このような考え方でマーケティングオートメーションを導入すると、フォームとCRM(見込み客DB )とメール配信とスコアリングなどのマーケティングオートメーションの主要な機能のそれぞれを、あなたの現状のマーケティング業務のプロセスにはめ込むだけになってしまいます。

つまり、せっかく導入したマーケティングオートメーションの機能を使ってフォームを作成し、全ての見込み客に定期的にメルマガを送って、反応があった見込み客にテレマを仕掛ける、といったように、マーケティングオートメーション導入以前とまるで似通ったマーケティング業務の運用にになってしまいます。

複数のアプリを使ってこれまでやっていたマーケティング業務を、マーケティングオートメーションで代用しているにすぎません。

この運用では、あなたの上司に「マーケティングオートメーションを導入したけど、イマイチ効果が出てないね」と言われても仕方ありません。

個別のマーケティングツールでは実現できないマーケティングオートメーションの機能を活かし、ワンランク上の業務プロセスを導き出してはじめて、マーケティングオートメーション導入の大きな効果が見込めます。

マーケティングオートメーションが一般的にカバーする領域は、見込み客獲得から営業案件化までと幅広いため、他の個別ツールに比べるとより多くの業務プロセスの多くを改善することができるはずです。

マーケティングオートメーションを技術や単なるソフトウエアとして考えてしまうと、導入前のマーケティング業務から変化がなく、ほとんど効果が見込めなくなります。

マーケティングオートメーションの導入の際に、場合によってはあなたのマーケティング業務のプロセスを再構築することも考慮すべきです。

マーケティングオートメーションの導入によって、あなたのライバル企業よりも優れたマーケティング活動を目指しましょう。

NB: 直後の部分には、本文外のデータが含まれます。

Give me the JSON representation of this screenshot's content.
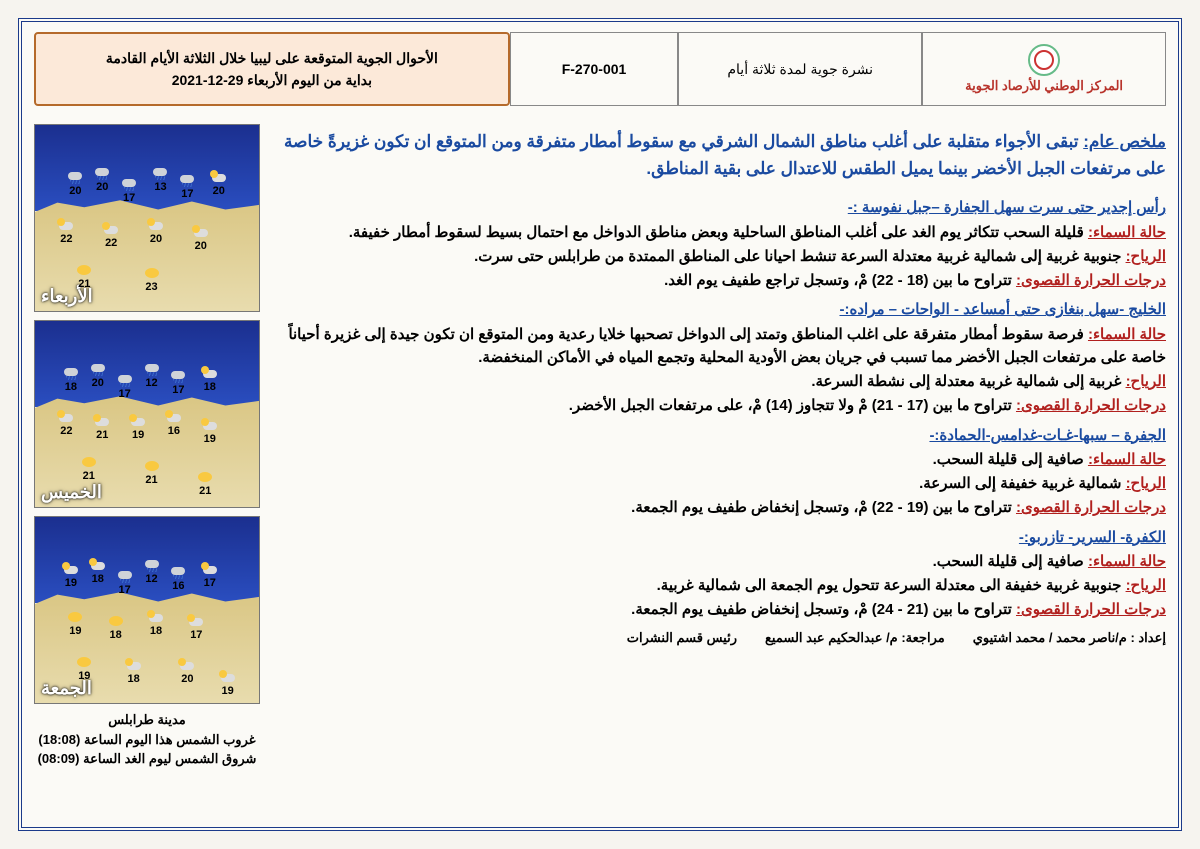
{
  "colors": {
    "frame": "#1b3a8a",
    "title_bg": "#fce9d9",
    "title_border": "#b56a2b",
    "org_text": "#b8332b",
    "blue_text": "#1a4aa0",
    "red_key": "#b1201e",
    "sea_top": "#1b2f8f",
    "sea_bottom": "#2a4ec0",
    "land_top": "#d9c582",
    "land_bottom": "#e8dcae"
  },
  "header": {
    "title_line1": "الأحوال الجوية المتوقعة على ليبيا خلال الثلاثة الأيام القادمة",
    "title_line2": "بداية من اليوم الأربعاء 29-12-2021",
    "code": "F-270-001",
    "subtitle": "نشرة جوية لمدة ثلاثة أيام",
    "org": "المركز الوطني للأرصاد الجوية"
  },
  "summary": {
    "label": "ملخص عام:",
    "text": "تبقى الأجواء متقلبة على أغلب مناطق الشمال الشرقي مع سقوط أمطار متفرقة ومن المتوقع ان تكون غزيرةً خاصة على مرتفعات الجبل الأخضر بينما يميل الطقس للاعتدال على بقية المناطق."
  },
  "keys": {
    "sky": "حالة السماء:",
    "wind": "الرياح:",
    "temp": "درجات الحرارة القصوى:"
  },
  "regions": [
    {
      "title": "رأس إجدير حتى سرت سهل الجفارة –جبل نفوسة :-",
      "sky": "قليلة السحب تتكاثر يوم الغد على أغلب المناطق الساحلية وبعض مناطق الدواخل مع احتمال بسيط لسقوط أمطار خفيفة.",
      "wind": "جنوبية غربية إلى شمالية غربية معتدلة السرعة تنشط احيانا على المناطق الممتدة من طرابلس حتى سرت.",
      "temp": "تتراوح ما بين (18 - 22) مْ، وتسجل تراجع طفيف يوم الغد."
    },
    {
      "title": "الخليج -سهل بنغازى حتى أمساعد - الواحات – مراده:-",
      "sky": "فرصة سقوط أمطار متفرقة على اغلب المناطق وتمتد إلى الدواخل تصحبها خلايا رعدية ومن المتوقع ان تكون جيدة إلى غزيرة أحياناً خاصة على مرتفعات الجبل الأخضر مما تسبب في جريان بعض الأودية المحلية وتجمع المياه في الأماكن المنخفضة.",
      "wind": "غربية إلى شمالية غربية معتدلة إلى نشطة السرعة.",
      "temp": "تتراوح ما بين (17 - 21) مْ ولا تتجاوز (14) مْ، على مرتفعات الجبل الأخضر."
    },
    {
      "title": "الجفرة – سبها-غـات-غدامس-الحمادة:-",
      "sky": "صافية إلى قليلة السحب.",
      "wind": "شمالية غربية خفيفة إلى السرعة.",
      "temp": "تتراوح ما بين (19 - 22) مْ، وتسجل إنخفاض طفيف يوم الجمعة."
    },
    {
      "title": "الكفرة- السرير- تازربو:-",
      "sky": "صافية إلى قليلة السحب.",
      "wind": "جنوبية غربية خفيفة الى معتدلة السرعة تتحول يوم الجمعة الى شمالية غربية.",
      "temp": "تتراوح ما بين (21 - 24) مْ، وتسجل إنخفاض طفيف يوم الجمعة."
    }
  ],
  "footer": {
    "prepared": "إعداد : م/ناصر محمد / محمد اشتيوي",
    "reviewed": "مراجعة: م/ عبدالحكيم عبد السميع",
    "head": "رئيس قسم النشرات"
  },
  "sunbox": {
    "city": "مدينة طرابلس",
    "sunset": "غروب الشمس هذا اليوم الساعة (18:08)",
    "sunrise": "شروق الشمس ليوم الغد الساعة (08:09)"
  },
  "maps": [
    {
      "day": "الأربعاء",
      "points": [
        {
          "x": 14,
          "y": 24,
          "v": 20,
          "k": "rain"
        },
        {
          "x": 26,
          "y": 22,
          "v": 20,
          "k": "rain"
        },
        {
          "x": 38,
          "y": 28,
          "v": 17,
          "k": "rain"
        },
        {
          "x": 52,
          "y": 22,
          "v": 13,
          "k": "rain"
        },
        {
          "x": 64,
          "y": 26,
          "v": 17,
          "k": "rain"
        },
        {
          "x": 78,
          "y": 24,
          "v": 20,
          "k": "cld"
        },
        {
          "x": 10,
          "y": 50,
          "v": 22,
          "k": "cld"
        },
        {
          "x": 30,
          "y": 52,
          "v": 22,
          "k": "cld"
        },
        {
          "x": 50,
          "y": 50,
          "v": 20,
          "k": "cld"
        },
        {
          "x": 70,
          "y": 54,
          "v": 20,
          "k": "cld"
        },
        {
          "x": 18,
          "y": 74,
          "v": 21,
          "k": "sun"
        },
        {
          "x": 48,
          "y": 76,
          "v": 23,
          "k": "sun"
        }
      ]
    },
    {
      "day": "الخميس",
      "points": [
        {
          "x": 12,
          "y": 24,
          "v": 18,
          "k": "rain"
        },
        {
          "x": 24,
          "y": 22,
          "v": 20,
          "k": "rain"
        },
        {
          "x": 36,
          "y": 28,
          "v": 17,
          "k": "rain"
        },
        {
          "x": 48,
          "y": 22,
          "v": 12,
          "k": "rain"
        },
        {
          "x": 60,
          "y": 26,
          "v": 17,
          "k": "rain"
        },
        {
          "x": 74,
          "y": 24,
          "v": 18,
          "k": "cld"
        },
        {
          "x": 10,
          "y": 48,
          "v": 22,
          "k": "cld"
        },
        {
          "x": 26,
          "y": 50,
          "v": 21,
          "k": "cld"
        },
        {
          "x": 42,
          "y": 50,
          "v": 19,
          "k": "cld"
        },
        {
          "x": 58,
          "y": 48,
          "v": 16,
          "k": "cld"
        },
        {
          "x": 74,
          "y": 52,
          "v": 19,
          "k": "cld"
        },
        {
          "x": 20,
          "y": 72,
          "v": 21,
          "k": "sun"
        },
        {
          "x": 48,
          "y": 74,
          "v": 21,
          "k": "sun"
        },
        {
          "x": 72,
          "y": 80,
          "v": 21,
          "k": "sun"
        }
      ]
    },
    {
      "day": "الجمعة",
      "points": [
        {
          "x": 12,
          "y": 24,
          "v": 19,
          "k": "cld"
        },
        {
          "x": 24,
          "y": 22,
          "v": 18,
          "k": "cld"
        },
        {
          "x": 36,
          "y": 28,
          "v": 17,
          "k": "rain"
        },
        {
          "x": 48,
          "y": 22,
          "v": 12,
          "k": "rain"
        },
        {
          "x": 60,
          "y": 26,
          "v": 16,
          "k": "rain"
        },
        {
          "x": 74,
          "y": 24,
          "v": 17,
          "k": "cld"
        },
        {
          "x": 14,
          "y": 50,
          "v": 19,
          "k": "sun"
        },
        {
          "x": 32,
          "y": 52,
          "v": 18,
          "k": "sun"
        },
        {
          "x": 50,
          "y": 50,
          "v": 18,
          "k": "cld"
        },
        {
          "x": 68,
          "y": 52,
          "v": 17,
          "k": "cld"
        },
        {
          "x": 18,
          "y": 74,
          "v": 19,
          "k": "sun"
        },
        {
          "x": 40,
          "y": 76,
          "v": 18,
          "k": "cld"
        },
        {
          "x": 64,
          "y": 76,
          "v": 20,
          "k": "cld"
        },
        {
          "x": 82,
          "y": 82,
          "v": 19,
          "k": "cld"
        }
      ]
    }
  ]
}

1-2.マーケティングオートメーションには仕掛けが必要

マーケティングオートメーションを導入すると、まるで魔法にかかったように全てのマーケティング活動がうまくいくわけではありません。マーケティング業務に必要なツールを自社で準備し、マーケティングオートメーションと合わせて活用します。

マーケティングオートメーションに必要なツールとは、ターゲット顧客像(ペルソナ)や、カスタマージャーニーマップなどがあります。もちろん、BtoBマーケティングの特性を理解したり、顧客セグメンテーションを設定したりする必要もあります。

マーケティングオートメーションと合わせて使いたいツールやリテラシー

  • 顧客セグメンテーション
  • BtoBマーケティング特性の理解(BtoBの場合)
  • ペルソナ像の作成
  • カスタマージャーニーマップ
  • このようなツールを併用しなければ、マーケティングオートメーションは通常のメール配信ツールと同様の効果しか発揮できなくなります。自社で保有する見込み客のリストに一斉にメールを配信して、その後順次電話営業を試みる従来のマーケティング・営業手法となんら変わりありません。

    マーケティングオートメーションの導入前にこれらすべてのツールを完璧にする必要はありません。まずは簡単な仮説を元にこれらのツールを準備してマーケティングオートメーションを使いながら1つずつ仮説を検証することで、あなたのマーケティング業務を改善していきます。

    1-3.オートメーションはテクノロジー。でもマーケティングはあなたの信念や信条

    マーケティングオートメーションには基本的な機能があり、それを活用すると業務効率が大きく改善できます。しかし、マーケティングオートメーションの機能を1つのIT技術とみなしてそのまま使っていたら、従来のマーケティング活動となんら変わりません。

    マーケティングオートメーションには、あなたの会社や部門の信条や信念、そして目指すべき戦略やゴールがあります。それを達成するために、なにをオートメーションできるかを考えるアプローチは、マーケティングオートメーションの導入には欠かせません。

    2.マーケティングオートメーションの導入のためのアドバイス

    マーケティングオートメーションの導入時には、マーケティングオートメーションを使って何をしたいのかあらかじめ想定しておくと便利です。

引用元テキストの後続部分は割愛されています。